La remolcada fue brutal y se prolongó durante muchísimos metros. El coche me llevó en volandas hasta la cima del repecho. En el camino, empezamos a escuchar el silbato del juez árbitro, señal inequívoca de que debíamos detenernos en nuestra actitud. Al parecer, le habíamos pillado un tanto despistado y tardó en comprender lo que estaba pasando ante sus ojos: José Luis había decidido que yo iba a subir el repecho con su ayuda. O tal vez el juez árbitro era compasivo con mi esfuerzo y no quiso hacernos la advertencia hasta que ya estábamos casi arriba. De todos modos, no hicimos caso hasta completar el objetivo. Entonces, ya arriba, José Luis soltó el bidón y yo lo metí dentro del portabidones.
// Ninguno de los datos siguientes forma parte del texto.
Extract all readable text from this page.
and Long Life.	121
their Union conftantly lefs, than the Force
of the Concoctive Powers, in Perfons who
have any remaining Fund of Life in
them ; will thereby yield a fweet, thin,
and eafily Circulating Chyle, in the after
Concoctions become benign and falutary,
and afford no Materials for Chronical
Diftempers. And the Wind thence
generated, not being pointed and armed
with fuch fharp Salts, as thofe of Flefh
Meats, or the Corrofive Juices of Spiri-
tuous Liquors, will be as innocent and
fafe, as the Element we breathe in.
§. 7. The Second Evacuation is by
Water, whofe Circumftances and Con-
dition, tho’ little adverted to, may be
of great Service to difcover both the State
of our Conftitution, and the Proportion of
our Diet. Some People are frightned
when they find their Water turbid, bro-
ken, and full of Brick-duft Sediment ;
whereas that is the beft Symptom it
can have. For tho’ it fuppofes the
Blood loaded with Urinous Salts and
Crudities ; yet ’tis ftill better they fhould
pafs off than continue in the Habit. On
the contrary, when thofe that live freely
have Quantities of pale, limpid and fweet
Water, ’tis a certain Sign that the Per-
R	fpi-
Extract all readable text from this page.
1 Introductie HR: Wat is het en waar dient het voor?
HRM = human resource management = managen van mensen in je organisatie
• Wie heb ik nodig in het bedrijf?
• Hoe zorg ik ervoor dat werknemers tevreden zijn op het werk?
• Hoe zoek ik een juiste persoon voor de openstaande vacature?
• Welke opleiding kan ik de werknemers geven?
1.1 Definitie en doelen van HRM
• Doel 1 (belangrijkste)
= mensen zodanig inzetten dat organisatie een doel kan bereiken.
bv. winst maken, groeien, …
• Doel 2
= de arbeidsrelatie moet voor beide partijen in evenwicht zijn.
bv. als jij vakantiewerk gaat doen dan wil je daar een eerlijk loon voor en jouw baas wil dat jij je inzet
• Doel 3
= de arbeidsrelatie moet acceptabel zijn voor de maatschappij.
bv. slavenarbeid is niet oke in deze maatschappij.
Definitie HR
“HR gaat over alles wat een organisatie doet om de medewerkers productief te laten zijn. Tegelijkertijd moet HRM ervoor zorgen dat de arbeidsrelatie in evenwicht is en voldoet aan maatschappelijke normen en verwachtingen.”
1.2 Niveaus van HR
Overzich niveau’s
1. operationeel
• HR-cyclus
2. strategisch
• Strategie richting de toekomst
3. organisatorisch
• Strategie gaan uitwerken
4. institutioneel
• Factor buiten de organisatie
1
Sabía que estaba prohibido el avituallamiento en los kilómetros finales de una etapa y, sobre todo, estaba prohibido que te remolcasen. Tanto mi director como yo teníamos claro que aquello nos iba a costar una multa e, incluso, era posible que nos sancionaran con tiempo. Pero cuando vas camino de perder media hora, es lo único que no te preocupa. Y las multas jamás han arruinado a un equipo o a un ciclista.
Al ver el triángulo rojo del último kilómetro, sonreí, apreté los dientes y volví a pedalear con energía. Curiosamente, no recuerdo absolutamente nada de ese kilómetro final. Estaba fuera de mí. Exhausto. Destruido. Llegué a meta y apenas tuve la clarividencia necesaria para ver que me había dejado 39 minutos. Debía ser suficiente para seguir en carrera. Tampoco me importaba. Allí estaba esperándome mi novia, Clara Pellicer. No supe muy bien cómo había podido acceder hasta allí, pues ella no tenía credencial. Pero me esperaba en meta, al igual que un montón de cámaras. Todos deseaban reflejar el momento del héroe anónimo que llega al final del camino y al que espera una mujer tan bella como Clara. Frené la bici y a duras penas conseguí no caerme. Uno de los masajistas estuvo hábil para sujetarme. Clara se abalanzó sobre mí y con mucha precaución, me dio un beso tan eterno como dulce. Ella estaba llorando por la emoción. Yo, también. Por un segundo, por un solo segundo, todos los dolores desaparecieron.